Van Houten became eligible for parole in 1978, but has been turned down by the board 13 times. She filed her petition for habeas corpus after being turned down in 2000, arguing that the board failed to give consideration to evidence that she has received consistently positive evaluations, has participated in self-improvement, service, education, and religious programs, and has a place to live and a job waiting if she is released.

Krug agreed. In his June 2002 decision he said the board had not cited “any evidence in the record from which it can be determined factually why the [board] found that the gravity of the crime outweighed the other factors to be considered.”

Failing to weigh the positive factors, he said, effectively converted Van Houten’s term into “a sentence of life without parole, a sentence unauthorized by law.”

‘Some Evidence’

But Presiding Justice Manuel Ramirez, writing Monday for the Court of Appeal, said that the courts must uphold the board’s exercise of its discretion to find an inmate unsuitable for parole as long as there is “some evidence” to support it. And that evidence can come solely from a review of the circumstances of the crime, Ramirez said.

The standard, he explained, is the same as that used to review the governor’s veto of a board decision to grant parole, as set forth in In re Rosenkrantz (2002) 29 Cal.4th 616. The Rosenkrantz court upheld former Gov.

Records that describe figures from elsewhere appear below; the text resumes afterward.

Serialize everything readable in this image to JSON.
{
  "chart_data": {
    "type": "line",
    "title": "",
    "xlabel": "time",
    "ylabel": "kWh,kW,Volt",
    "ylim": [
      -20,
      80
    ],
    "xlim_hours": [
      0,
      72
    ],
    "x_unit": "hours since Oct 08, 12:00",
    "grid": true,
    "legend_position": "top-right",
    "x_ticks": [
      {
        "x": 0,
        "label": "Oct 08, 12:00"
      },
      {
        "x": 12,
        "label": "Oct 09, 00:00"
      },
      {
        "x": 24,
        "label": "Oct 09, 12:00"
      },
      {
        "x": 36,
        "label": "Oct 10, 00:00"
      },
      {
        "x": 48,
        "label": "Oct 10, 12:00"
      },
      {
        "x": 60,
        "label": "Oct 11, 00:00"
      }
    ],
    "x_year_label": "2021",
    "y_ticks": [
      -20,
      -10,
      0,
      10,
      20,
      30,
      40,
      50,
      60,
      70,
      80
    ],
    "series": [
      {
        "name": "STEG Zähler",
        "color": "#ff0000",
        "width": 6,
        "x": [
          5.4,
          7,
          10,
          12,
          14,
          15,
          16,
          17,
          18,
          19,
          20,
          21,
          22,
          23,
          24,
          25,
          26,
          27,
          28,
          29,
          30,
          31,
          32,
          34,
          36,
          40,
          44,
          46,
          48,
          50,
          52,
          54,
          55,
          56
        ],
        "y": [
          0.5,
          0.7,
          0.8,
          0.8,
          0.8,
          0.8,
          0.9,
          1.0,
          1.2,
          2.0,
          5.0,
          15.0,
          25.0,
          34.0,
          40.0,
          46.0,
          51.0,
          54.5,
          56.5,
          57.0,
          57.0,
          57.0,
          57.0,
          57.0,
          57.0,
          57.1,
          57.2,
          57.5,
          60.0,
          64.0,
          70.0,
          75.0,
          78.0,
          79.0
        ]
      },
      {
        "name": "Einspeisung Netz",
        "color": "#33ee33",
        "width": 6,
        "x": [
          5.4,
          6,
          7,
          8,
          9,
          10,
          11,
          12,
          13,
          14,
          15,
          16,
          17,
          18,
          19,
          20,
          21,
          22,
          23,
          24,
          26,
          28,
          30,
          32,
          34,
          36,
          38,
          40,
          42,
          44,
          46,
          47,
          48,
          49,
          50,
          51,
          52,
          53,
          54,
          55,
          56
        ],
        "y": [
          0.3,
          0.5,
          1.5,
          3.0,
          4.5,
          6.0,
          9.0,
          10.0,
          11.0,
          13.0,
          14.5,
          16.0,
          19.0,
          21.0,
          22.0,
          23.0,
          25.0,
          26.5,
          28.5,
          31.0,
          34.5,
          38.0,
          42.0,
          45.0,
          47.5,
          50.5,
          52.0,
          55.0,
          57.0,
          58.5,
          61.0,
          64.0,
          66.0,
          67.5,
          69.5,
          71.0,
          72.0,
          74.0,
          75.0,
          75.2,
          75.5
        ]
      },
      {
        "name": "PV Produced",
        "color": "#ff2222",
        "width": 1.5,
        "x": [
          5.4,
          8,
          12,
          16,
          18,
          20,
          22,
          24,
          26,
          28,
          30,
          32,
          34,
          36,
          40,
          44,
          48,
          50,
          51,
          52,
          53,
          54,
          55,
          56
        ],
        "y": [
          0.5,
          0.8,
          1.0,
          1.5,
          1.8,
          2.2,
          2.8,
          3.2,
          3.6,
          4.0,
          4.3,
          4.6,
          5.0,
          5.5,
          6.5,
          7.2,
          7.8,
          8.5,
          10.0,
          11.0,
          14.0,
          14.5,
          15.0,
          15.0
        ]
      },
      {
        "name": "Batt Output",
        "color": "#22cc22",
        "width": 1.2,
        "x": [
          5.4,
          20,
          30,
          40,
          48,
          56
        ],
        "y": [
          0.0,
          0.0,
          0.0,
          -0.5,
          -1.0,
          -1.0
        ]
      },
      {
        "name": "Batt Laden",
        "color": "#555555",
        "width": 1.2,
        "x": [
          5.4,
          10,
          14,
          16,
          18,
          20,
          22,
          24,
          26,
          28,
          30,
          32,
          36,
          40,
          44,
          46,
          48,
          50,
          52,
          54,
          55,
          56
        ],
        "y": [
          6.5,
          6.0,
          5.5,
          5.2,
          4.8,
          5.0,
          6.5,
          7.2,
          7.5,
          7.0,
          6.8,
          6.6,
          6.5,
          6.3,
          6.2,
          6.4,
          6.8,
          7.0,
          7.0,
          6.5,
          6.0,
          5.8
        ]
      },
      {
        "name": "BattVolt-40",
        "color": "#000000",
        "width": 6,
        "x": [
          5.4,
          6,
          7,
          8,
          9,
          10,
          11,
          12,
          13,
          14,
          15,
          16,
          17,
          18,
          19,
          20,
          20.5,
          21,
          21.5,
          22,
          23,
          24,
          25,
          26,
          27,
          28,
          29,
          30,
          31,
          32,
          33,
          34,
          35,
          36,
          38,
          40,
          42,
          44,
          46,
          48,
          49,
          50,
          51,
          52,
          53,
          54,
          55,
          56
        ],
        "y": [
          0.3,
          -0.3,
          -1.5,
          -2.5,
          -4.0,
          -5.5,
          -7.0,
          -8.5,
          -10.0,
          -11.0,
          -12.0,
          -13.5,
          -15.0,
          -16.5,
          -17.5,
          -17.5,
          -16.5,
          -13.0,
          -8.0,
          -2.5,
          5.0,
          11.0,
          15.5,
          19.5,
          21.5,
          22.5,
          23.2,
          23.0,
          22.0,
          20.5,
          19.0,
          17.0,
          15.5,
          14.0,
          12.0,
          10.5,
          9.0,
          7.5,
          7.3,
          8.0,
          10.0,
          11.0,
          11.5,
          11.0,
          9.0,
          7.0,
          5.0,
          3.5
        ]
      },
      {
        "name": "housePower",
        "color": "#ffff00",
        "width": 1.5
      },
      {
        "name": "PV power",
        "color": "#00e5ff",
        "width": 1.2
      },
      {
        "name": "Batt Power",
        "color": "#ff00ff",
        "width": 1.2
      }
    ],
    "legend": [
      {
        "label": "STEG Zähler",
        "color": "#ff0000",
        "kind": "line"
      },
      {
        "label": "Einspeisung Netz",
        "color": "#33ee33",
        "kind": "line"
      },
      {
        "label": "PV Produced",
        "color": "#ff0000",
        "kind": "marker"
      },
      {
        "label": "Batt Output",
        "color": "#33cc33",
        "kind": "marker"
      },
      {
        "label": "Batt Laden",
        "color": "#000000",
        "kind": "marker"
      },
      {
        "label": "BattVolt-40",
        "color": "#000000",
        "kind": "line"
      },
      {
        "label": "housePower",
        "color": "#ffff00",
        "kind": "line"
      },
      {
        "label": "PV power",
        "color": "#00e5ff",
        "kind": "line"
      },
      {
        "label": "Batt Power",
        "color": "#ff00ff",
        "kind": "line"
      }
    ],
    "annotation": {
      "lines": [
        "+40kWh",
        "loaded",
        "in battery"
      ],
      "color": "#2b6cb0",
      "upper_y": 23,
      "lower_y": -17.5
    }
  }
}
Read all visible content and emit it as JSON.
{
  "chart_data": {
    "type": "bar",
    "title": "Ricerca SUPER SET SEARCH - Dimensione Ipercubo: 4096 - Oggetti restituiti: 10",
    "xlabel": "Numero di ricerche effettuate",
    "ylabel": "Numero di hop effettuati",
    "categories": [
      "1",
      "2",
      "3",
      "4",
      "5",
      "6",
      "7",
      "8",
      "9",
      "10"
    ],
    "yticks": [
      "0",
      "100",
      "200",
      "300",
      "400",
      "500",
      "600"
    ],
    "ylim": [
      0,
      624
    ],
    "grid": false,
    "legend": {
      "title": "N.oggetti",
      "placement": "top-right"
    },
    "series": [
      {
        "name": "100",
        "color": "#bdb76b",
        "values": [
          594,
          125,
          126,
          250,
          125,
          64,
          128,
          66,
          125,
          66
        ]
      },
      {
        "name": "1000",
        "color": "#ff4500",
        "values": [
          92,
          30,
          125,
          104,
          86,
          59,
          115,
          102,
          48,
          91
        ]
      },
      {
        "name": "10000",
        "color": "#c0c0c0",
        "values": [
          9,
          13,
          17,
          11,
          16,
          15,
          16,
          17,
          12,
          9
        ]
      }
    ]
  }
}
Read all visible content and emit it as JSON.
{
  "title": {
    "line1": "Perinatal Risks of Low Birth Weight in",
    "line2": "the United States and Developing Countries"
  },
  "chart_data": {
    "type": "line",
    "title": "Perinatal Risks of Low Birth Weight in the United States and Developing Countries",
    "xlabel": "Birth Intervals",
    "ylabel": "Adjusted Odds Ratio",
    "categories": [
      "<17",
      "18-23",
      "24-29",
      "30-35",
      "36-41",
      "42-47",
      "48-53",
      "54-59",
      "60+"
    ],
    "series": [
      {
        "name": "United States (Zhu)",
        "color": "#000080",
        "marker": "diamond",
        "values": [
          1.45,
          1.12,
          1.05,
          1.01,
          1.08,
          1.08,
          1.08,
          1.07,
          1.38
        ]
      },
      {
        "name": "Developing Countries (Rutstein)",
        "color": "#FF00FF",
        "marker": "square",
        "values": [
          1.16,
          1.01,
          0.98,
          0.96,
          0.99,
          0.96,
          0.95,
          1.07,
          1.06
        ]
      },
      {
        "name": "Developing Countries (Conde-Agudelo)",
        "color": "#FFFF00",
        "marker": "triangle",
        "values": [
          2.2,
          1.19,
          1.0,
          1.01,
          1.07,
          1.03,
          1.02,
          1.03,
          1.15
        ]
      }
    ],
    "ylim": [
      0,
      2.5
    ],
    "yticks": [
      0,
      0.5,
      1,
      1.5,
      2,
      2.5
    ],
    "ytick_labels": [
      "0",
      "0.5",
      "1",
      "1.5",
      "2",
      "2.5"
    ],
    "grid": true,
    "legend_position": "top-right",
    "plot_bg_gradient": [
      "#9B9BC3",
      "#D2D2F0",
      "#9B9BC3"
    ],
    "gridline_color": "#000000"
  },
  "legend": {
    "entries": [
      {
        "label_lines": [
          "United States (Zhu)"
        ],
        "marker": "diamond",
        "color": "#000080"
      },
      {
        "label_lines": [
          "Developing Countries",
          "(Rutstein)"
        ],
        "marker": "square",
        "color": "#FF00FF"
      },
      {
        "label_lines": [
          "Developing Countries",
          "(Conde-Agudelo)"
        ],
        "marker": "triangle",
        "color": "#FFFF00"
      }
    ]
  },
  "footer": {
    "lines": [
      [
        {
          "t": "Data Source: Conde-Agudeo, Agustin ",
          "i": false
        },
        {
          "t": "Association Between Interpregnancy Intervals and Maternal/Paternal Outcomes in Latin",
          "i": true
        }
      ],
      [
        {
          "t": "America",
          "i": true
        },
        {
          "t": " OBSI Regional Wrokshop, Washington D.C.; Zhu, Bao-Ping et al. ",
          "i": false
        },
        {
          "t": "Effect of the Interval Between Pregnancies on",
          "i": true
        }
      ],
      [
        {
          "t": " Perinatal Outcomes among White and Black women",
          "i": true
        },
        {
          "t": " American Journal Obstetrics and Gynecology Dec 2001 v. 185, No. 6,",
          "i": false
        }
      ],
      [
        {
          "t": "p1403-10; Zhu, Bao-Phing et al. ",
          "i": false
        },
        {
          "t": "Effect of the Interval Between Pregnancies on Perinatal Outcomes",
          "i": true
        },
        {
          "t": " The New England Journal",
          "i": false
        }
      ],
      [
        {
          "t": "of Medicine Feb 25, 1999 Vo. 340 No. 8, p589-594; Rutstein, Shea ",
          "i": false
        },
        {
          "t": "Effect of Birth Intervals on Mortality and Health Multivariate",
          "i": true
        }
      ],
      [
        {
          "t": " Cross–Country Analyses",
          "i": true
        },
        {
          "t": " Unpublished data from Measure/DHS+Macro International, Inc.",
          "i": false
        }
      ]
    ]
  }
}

Gray Davis’ findings that an inmate convicted of second degree murder was unfit for parole, and held that evidence of circumstances that might have supported a first degree murder conviction was a proper basis for the governor’s decision.

Parole, the court said, may be denied solely on the basis of the facts of the crime when the inmate committed “particularly egregious acts beyond the minimum necessary to sustain” the conviction.

That standard was met by the board in the Van Houten case, Ramirez said.

The record of Van Houten’s 13 parole hearings, the jurist said, supports the board’s findings that the murders were “cruel and callous”; that they had an “inexplicable or very trivial” motive; that the La Biancas’ bodies were mutilated; and that Van Houten and the others sought to create unrest by making the killing appear racially motivated “by writing comments on the walls to make it look as if blacks had committed this crime in order to perpetuate the helter skelter as it was described by Charles Manson.”

The case is In re Van Houten, 04 S.O.S. 1079.